Le concept de Michel Gondry pour The We and the I est à la fois simple, original et tellement évident que l’on se demande comment personne n’y a pensé plus tôt. Certes on est pas très loin dans l’idée du Get on the bus de Spike Lee, huis clos à l’intérieur d’un bus, mais qui, contrairement au film de Gondry, propose assez peu de descentes du car. La force du concept de Gondry est là. Le bus est transformé en scène de théâtre et la dramaturgie s’organise au gré des entrées et sorties des personnages à chaque arrêt.
Le film s’inscrit dans une certaine continuité du travail créatif de Michel Gondry. Le cinéaste n’est pas seulement un artisan ne travaillant qu’avec des stars comme Jim Carrey, Jack Black, Seth Rogen ou Romain Duris. il s’implique aussi beaucoup auprès d’amateurs très à l’écart des sentiers balisés des systèmes de production classiques, notamment via son Usine de films amateurs installée pendant un mois au Centre Pompidou de Paris au printemps 2011 après avoir transité auparavant à New York et Rio de Janeiro.

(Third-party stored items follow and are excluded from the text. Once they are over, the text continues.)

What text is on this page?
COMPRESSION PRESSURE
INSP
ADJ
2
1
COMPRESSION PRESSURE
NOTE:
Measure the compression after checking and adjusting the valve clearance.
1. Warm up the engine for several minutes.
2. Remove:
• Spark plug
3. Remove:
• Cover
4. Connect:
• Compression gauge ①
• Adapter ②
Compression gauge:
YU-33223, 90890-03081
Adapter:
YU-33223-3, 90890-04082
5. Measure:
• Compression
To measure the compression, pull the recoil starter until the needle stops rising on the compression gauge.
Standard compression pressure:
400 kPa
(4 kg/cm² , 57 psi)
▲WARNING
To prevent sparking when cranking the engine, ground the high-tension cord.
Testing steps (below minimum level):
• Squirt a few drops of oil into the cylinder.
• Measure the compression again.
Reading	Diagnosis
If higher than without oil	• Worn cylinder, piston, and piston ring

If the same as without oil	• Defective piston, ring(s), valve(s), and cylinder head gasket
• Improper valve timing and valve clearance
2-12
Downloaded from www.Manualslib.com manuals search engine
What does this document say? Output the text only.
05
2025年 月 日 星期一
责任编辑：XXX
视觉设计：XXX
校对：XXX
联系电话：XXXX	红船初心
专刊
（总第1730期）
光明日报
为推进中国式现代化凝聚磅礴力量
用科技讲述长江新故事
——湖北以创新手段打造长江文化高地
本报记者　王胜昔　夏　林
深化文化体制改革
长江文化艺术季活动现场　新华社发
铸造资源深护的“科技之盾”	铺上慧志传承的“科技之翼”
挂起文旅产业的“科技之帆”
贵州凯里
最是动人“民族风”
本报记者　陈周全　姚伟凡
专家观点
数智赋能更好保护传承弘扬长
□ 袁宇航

Les comédiens de The We and the I sont tous des élèves d’un lycée du Bronx et le cinéaste s’inspire de leurs histoires personnelles. Gondry nous immerge auprès d’eux et partage tout de leur folie, leur mesquinerie, leurs angoisses, leurs rêves etc. Le titre The We and the I ne pouvait pas mieux correspondre à l’esprit du film, à la fois portrait d’un microcosme communautaire mais dans lequel se révèlent et s’expriment tous les égos.

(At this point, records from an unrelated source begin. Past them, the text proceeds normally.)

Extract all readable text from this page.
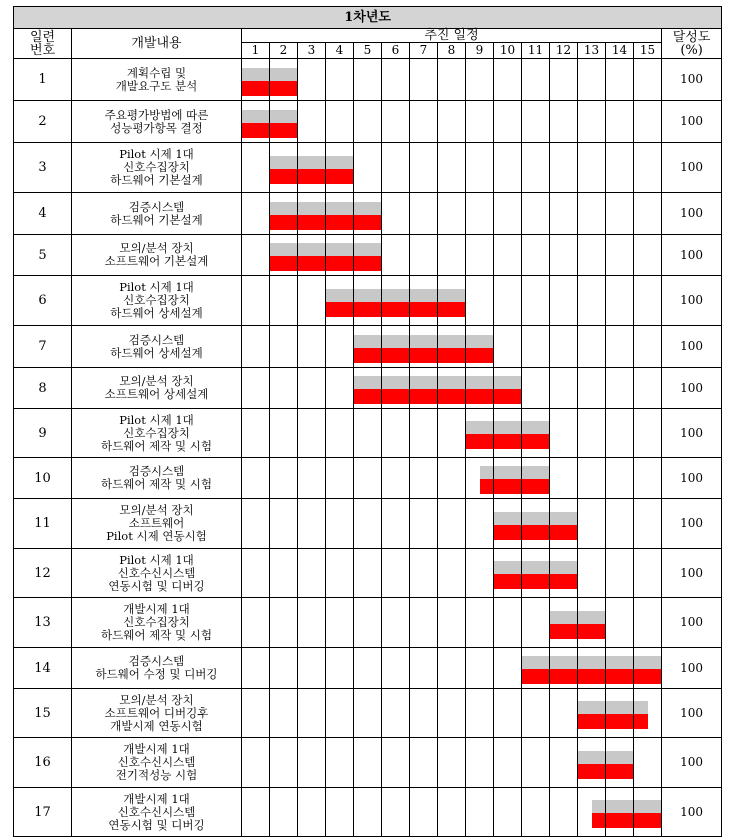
1차년도																	

일련
번호	개발내용	추진 일정															달성도
(%)

		1	2	3	4	5	6	7	8	9	10	11	12	13	14	15	
1	계획수립 및
개발요구도 분석																100
2	주요평가방법에 따른
성능평가항목 결정																100
3	Pilot 시제 1대
신호수집장치
하드웨어 기본설계																100
4	검증시스템
하드웨어 기본설계																100
5	모의/분석 장치
소프트웨어 기본설계																100
6	Pilot 시제 1대
신호수집장치
하드웨어 상세설계																100
7	검증시스템
하드웨어 상세설계																100
8	모의/분석 장치
소프트웨어 상세설계																100
9	Pilot 시제 1대
신호수집장치
하드웨어 제작 및 시험																100
10	검증시스템
하드웨어 제작 및 시험																100
11	모의/분석 장치
소프트웨어
Pilot 시제 연동시험																100
12	Pilot 시제 1대
신호수신시스템
연동시험 및 디버깅																100
13	개발시제 1대
신호수집장치
하드웨어 제작 및 시험																100
14	검증시스템
하드웨어 수정 및 디버깅																100
15	모의/분석 장치
소프트웨어 디버깅후
개발시제 연동시험																100
16	개발시제 1대
신호수신시스템
전기적성능 시험																100
17	개발시제 1대
신호수신시스템
연동시험 및 디버깅																100
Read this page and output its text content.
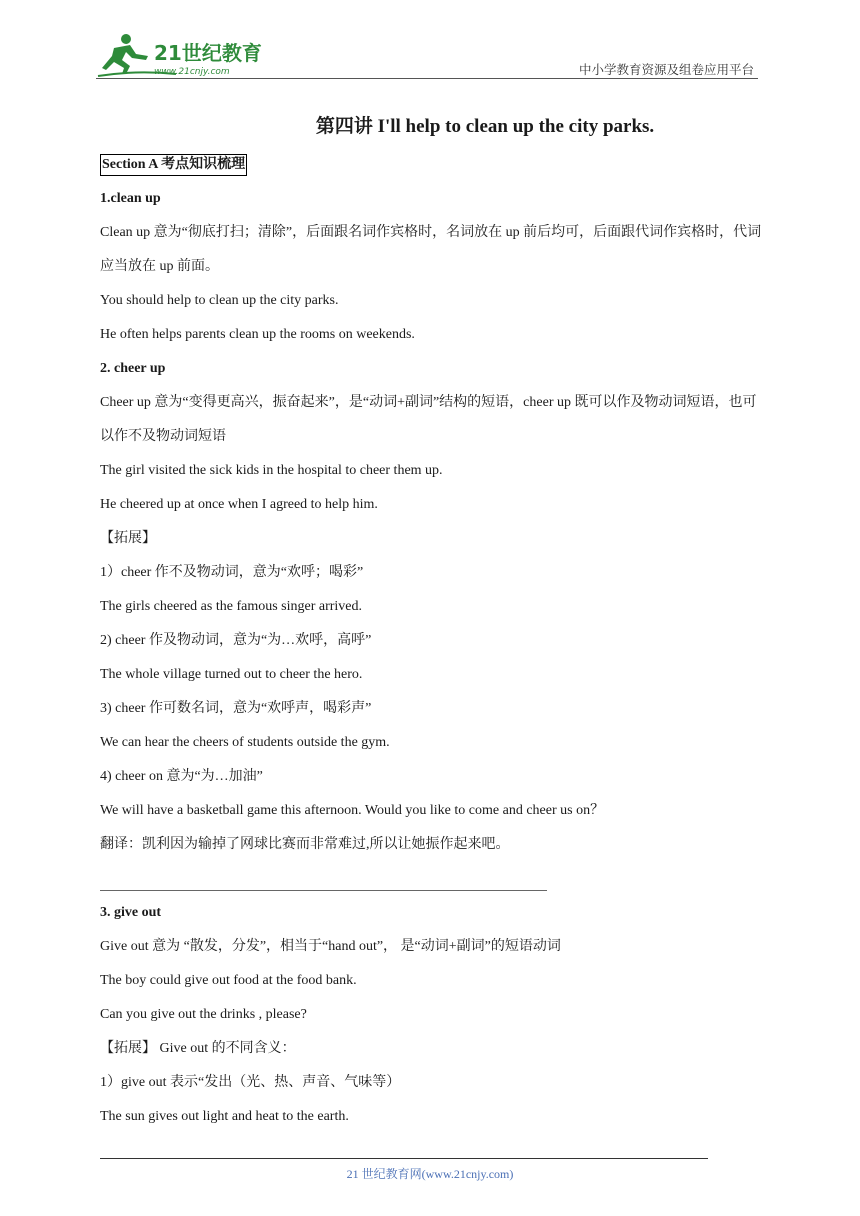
21世纪教育
www.21cnjy.com	中小学教育资源及组卷应用平台
第四讲 I'll help to clean up the city parks.
Section A 考点知识梳理
1.clean up
Clean up 意为“彻底打扫；清除”，后面跟名词作宾格时，名词放在 up 前后均可，后面跟代词作宾格时，代词应当放在 up 前面。
You should help to clean up the city parks.
He often helps parents clean up the rooms on weekends.
2. cheer up
Cheer up 意为“变得更高兴，振奋起来”，是“动词+副词”结构的短语，cheer up 既可以作及物动词短语，也可以作不及物动词短语
The girl visited the sick kids in the hospital to cheer them up.
He cheered up at once when I agreed to help him.
【拓展】
1）cheer 作不及物动词，意为“欢呼；喝彩”
The girls cheered as the famous singer arrived.
2) cheer 作及物动词，意为“为…欢呼，高呼”
The whole village turned out to cheer the hero.
3) cheer 作可数名词，意为“欢呼声，喝彩声”
We can hear the cheers of students outside the gym.
4) cheer on 意为“为…加油”
We will have a basketball game this afternoon. Would you like to come and cheer us on？
翻译：凯利因为输掉了网球比赛而非常难过,所以让她振作起来吧。
3. give out
Give out 意为 “散发，分发”，相当于“hand out”， 是“动词+副词”的短语动词
The boy could give out food at the food bank.
Can you give out the drinks , please?
【拓展】 Give out 的不同含义：
1）give out 表示“发出（光、热、声音、气味等）
The sun gives out light and heat to the earth.
21 世纪教育网(www.21cnjy.com)
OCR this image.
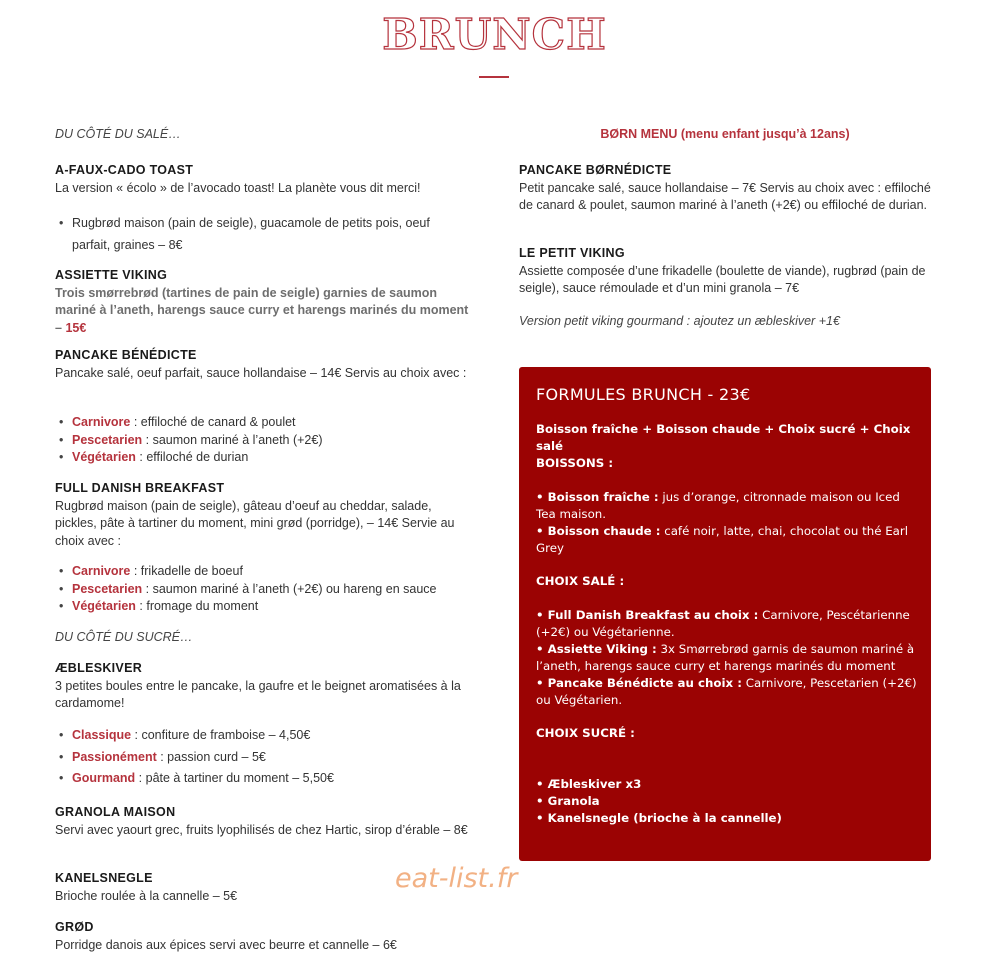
BRUNCH
DU CÔTÉ DU SALÉ…
A-FAUX-CADO TOAST
La version « écolo » de l’avocado toast! La planète vous dit merci!
• Rugbrød maison (pain de seigle), guacamole de petits pois, oeuf parfait, graines – 8€
ASSIETTE VIKING
Trois smørrebrød (tartines de pain de seigle) garnies de saumon mariné à l’aneth, harengs sauce curry et harengs marinés du moment – 15€
PANCAKE BÉNÉDICTE
Pancake salé, oeuf parfait, sauce hollandaise – 14€ Servis au choix avec :
• Carnivore : effiloché de canard & poulet
• Pescetarien : saumon mariné à l’aneth (+2€)
• Végétarien : effiloché de durian
FULL DANISH BREAKFAST
Rugbrød maison (pain de seigle), gâteau d’oeuf au cheddar, salade, pickles, pâte à tartiner du moment, mini grød (porridge), – 14€ Servie au choix avec :
• Carnivore : frikadelle de boeuf
• Pescetarien : saumon mariné à l’aneth (+2€) ou hareng en sauce
• Végétarien : fromage du moment
DU CÔTÉ DU SUCRÉ…
ÆBLESKIVER
3 petites boules entre le pancake, la gaufre et le beignet aromatisées à la cardamome!
• Classique : confiture de framboise – 4,50€
• Passionément : passion curd – 5€
• Gourmand : pâte à tartiner du moment – 5,50€
GRANOLA MAISON
Servi avec yaourt grec, fruits lyophilisés de chez Hartic, sirop d’érable – 8€
KANELSNEGLE
Brioche roulée à la cannelle – 5€
GRØD
Porridge danois aux épices servi avec beurre et cannelle – 6€
BØRN MENU (menu enfant jusqu’à 12ans)
PANCAKE BØRNÉDICTE
Petit pancake salé, sauce hollandaise – 7€ Servis au choix avec : effiloché de canard & poulet, saumon mariné à l’aneth (+2€) ou effiloché de durian.
LE PETIT VIKING
Assiette composée d’une frikadelle (boulette de viande), rugbrød (pain de seigle), sauce rémoulade et d’un mini granola – 7€
Version petit viking gourmand : ajoutez un æbleskiver +1€
FORMULES BRUNCH - 23€
Boisson fraîche + Boisson chaude + Choix sucré + Choix salé
BOISSONS :
• Boisson fraîche : jus d’orange, citronnade maison ou Iced Tea maison.
• Boisson chaude : café noir, latte, chai, chocolat ou thé Earl Grey
CHOIX SALÉ :
• Full Danish Breakfast au choix : Carnivore, Pescétarienne (+2€) ou Végétarienne.
• Assiette Viking : 3x Smørrebrød garnis de saumon mariné à l’aneth, harengs sauce curry et harengs marinés du moment
• Pancake Bénédicte au choix : Carnivore, Pescetarien (+2€) ou Végétarien.
CHOIX SUCRÉ :
• Æbleskiver x3
• Granola
• Kanelsnegle (brioche à la cannelle)
eat-list.fr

Ce voyage est parfois éprouvant pour le spectateur de part le brouhaha permanent et l’énergie foisonnante, pour ne pas dire bordélique, de tous ces garnements. Ces gamins nous épuisent par leur comportement puéril, leur langage et la répétition des petits coups qu’ils font en douce et qui n’ont rien de fameux. Mais plus le film avance, plus ils se révèlent intimement et plus l’on s’attache à eux. Gondry capte quelque chose de singulier, un état d’esprit, un moment de vie précieux où l’innocence prévaut encore.
The We and the I porte finalement la voix d’une génération. Au bout du voyage on est tous récompensés et le tableau que constitue le film prend complètement forme. En même temps que le bus se vide, les derniers « rescapés » du voyage se retrouvent de plus en plus confrontés à eux même. La parole devient plus sincère, plus profonde, et émouvante. Ils baissent la garde et montrent mieux qui ils sont, des êtres vulnérables, imparfaits, pleins de contradictions et de doutes, agaçants parfois, mais qu’on a aimé accompagner.